Tuesday, July 20, 2021

Assisted suicide advocate discusses expanding (in the US) to euthanasia and organ donation by euthanasia.

Alex Schadenberg
Executive Director, Euthanasia Prevention Coalition

I don't usually write about pro-euthanasia books but Katie Englehart recently published book titled: The Inevitable - Dispatches on the Right to Die (St. Martin’s Press, 2021), merits an exception 

Englehart may be promoting her book by discussing provactive issues but it represents the mainstream of the euthanasia lobby and her writing should be seen as a wake-up call.

We have known for many years that the assisted suicide lobby limited expansion of assisted suicide in the where it is legal in the United States order to claim that their is no slippery slope. So it is not surprising that Englehart questions the "limits" set by assisted suicide laws in the United States. 

She writes the following in her Good Death Society Blog:

Away from the public eye, new questions about the practice of physician-assisted death continue to emerge. Should doctors actively present the option of assisted death to their dying patients – because, of course, doctors are meant to present us with all of our options? Or should they wait until their patients ask about it, lest the simple act of providing information be interpreted as an endorsement or a sign that the doctor has lost hope?
The real question she is asking is should physicians promote assisted suicide to people who they believe are better off dead. She then asks:
Can assisted death ever be something that hospitals advertise? If a doctor refuses to assist in death, should he/she have to refer an inquiring patient to a doctor who will? Is physician-assisted death better carried out by a small number of specialized physicians, or by family doctors? The specialists would quickly become skillful, but the family doctors are more accessible. Also, specialization might ghettoize assisted death – and make it seem like something separate from normal end-of-life medicine.
Forcing doctors to refer, advertising death and creating killing specialists (which already exists) will normalize killing. 

She continues:
should aid-in-dying patients be allowed to donate organs? Of course, that would require that the patients die in a hospital, via injection, to preserve the health of the vital parts – so we would need to change the death-with-dignity rules.
Her point is clear, if doctors can euthanize their patients then organ donation becomes an option. She then follows that up with euthanasia by organ donation:
While we’re at it, why not go one step further to really maximize the chances of successful transplant: Allow organs to be removed from patients who are under anesthesia but still living, in such a way that the surgery itself would kill them?
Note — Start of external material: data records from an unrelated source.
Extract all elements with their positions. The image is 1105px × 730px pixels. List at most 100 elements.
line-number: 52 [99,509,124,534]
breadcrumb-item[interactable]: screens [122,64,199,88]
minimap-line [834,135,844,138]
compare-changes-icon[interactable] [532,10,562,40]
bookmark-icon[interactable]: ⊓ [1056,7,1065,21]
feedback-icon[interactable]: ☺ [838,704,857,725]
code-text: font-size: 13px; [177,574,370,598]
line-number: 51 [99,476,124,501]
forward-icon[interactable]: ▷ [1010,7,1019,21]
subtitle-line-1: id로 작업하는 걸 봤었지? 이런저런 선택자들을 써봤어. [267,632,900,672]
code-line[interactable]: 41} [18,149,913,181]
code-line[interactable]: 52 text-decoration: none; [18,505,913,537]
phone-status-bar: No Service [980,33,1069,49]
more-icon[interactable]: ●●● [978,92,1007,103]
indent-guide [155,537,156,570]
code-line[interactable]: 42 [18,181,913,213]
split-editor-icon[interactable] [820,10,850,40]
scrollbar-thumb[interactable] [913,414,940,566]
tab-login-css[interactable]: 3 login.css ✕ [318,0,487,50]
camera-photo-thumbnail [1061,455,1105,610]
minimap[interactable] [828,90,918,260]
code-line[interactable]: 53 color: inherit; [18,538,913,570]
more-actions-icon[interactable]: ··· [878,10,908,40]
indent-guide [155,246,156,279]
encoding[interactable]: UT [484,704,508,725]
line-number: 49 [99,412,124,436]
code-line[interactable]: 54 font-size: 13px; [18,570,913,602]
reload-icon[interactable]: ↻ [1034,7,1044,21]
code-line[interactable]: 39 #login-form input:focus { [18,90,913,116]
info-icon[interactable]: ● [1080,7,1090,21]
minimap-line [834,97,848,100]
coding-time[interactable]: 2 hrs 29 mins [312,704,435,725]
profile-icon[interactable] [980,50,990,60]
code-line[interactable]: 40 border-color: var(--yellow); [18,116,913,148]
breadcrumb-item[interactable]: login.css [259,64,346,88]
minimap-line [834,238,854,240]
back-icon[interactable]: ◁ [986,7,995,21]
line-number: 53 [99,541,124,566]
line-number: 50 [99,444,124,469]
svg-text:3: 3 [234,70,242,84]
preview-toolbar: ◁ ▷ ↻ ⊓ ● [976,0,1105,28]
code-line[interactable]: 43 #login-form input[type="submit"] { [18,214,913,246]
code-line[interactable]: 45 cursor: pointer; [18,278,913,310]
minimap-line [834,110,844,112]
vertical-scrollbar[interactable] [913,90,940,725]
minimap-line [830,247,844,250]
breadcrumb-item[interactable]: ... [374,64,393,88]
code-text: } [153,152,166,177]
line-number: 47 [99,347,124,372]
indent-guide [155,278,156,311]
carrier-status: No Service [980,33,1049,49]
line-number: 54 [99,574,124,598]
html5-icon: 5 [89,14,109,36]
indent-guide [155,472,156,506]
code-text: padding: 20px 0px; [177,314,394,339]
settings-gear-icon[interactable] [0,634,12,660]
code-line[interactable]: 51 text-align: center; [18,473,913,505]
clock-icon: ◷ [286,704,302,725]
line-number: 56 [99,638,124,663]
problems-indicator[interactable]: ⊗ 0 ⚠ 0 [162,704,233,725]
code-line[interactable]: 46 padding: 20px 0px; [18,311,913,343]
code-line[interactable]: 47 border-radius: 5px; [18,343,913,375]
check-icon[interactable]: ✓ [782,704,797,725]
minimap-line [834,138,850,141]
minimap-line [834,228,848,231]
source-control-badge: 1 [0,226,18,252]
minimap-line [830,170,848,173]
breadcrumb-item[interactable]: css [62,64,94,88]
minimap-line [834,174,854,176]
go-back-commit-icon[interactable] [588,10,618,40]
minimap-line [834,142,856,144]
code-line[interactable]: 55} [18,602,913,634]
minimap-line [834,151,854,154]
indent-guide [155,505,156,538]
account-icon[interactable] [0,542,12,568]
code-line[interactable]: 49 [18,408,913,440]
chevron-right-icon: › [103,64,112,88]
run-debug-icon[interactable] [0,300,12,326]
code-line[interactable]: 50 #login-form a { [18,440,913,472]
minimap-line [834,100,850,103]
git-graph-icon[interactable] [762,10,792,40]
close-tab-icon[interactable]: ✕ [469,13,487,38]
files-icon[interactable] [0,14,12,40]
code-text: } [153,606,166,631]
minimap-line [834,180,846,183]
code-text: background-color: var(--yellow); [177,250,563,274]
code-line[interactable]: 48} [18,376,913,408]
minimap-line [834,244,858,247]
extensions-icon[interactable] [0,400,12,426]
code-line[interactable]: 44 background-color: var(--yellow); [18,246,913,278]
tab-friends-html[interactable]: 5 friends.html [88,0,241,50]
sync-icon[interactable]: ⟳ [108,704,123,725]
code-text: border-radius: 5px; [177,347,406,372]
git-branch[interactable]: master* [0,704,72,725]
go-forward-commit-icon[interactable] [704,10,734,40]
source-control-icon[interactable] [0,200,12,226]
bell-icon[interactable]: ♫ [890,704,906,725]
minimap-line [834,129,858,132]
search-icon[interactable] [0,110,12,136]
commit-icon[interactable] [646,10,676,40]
No doubt, some charitable patients would want the option of “death by donation,” as researchers call it. The question is whether the state should allow it: whether death by donation would amount to an odious ethical breach or would just be an efficient way to make the best of a bad situation – for the good of us all.
Englehart is not asking a question, but is offering a proposal. Englehart continues:
As they are, existing Oregon-style DWD laws are defective. They grant rights to some patients but not to others, in ways that can seem arbitrary and unwise. A breast cancer patient who can swallow lethal medication might have the right to end her life with a doctor’s help, but not a brain cancer patient whose tumor has robbed him of his ability to move and to swallow. A person with six months left to live might be declared eligible, but not a chronically ill person in 10 times more pain. Why should someone who is approved to die be made to wait for 15 days, suffering the whole way through? And what do we do about all the people who would rather be dead than have dementia?
Americans who oppose assisted suicide correctly recognized that the Oregon law was only a stepping stone. Assisted suicide leads to euthanasia and homicide by organ donation which will be sold as "a loving and generous act."


TL said...

As horrifying as Shelly’s suggestions are for expanding euthanasia/assisted suicide, I find it utterly amazing, although I shouldn’t find it surprising, how the simple act of positing that death is a human right can lead to such ghastly conclusions. What’s equally amazing to me is how, once a person posits that death is a human right, one’s moral compass becomes completely short circuited to the point that ideas like organ donation by euthanasia or doctors “informing” patient’s of death as a treatment option fail to trigger a normal response of moral revulsion in the people asserting such ideas. What seems to make it all possible for the thinky crowd who push euthanasia and assisted suicide is their determined refusal to acknowledge the imperfection and corruptibility of human beings - their greed, their errors, their misinterpretations, their prejudices, and their arrogance. When taken into consideration, it is these qualities that upend the death-is-the-solution paradigm of the euthanasia/assisted suicide lobby, because inevitably, under their brave new moral code, people with less power will fall under the influence of the death believers who have more power and end up being steered to their own wrongful deaths. We appear to be at the beginnings of a new Holocaust.

Connie S. said...

It is a horribly slippery slope. I can see that "death by donation" is not far off, if things continue in Canada as they are. I am asking God to please intervene, that our country will not go that way. That His (God's) will be done.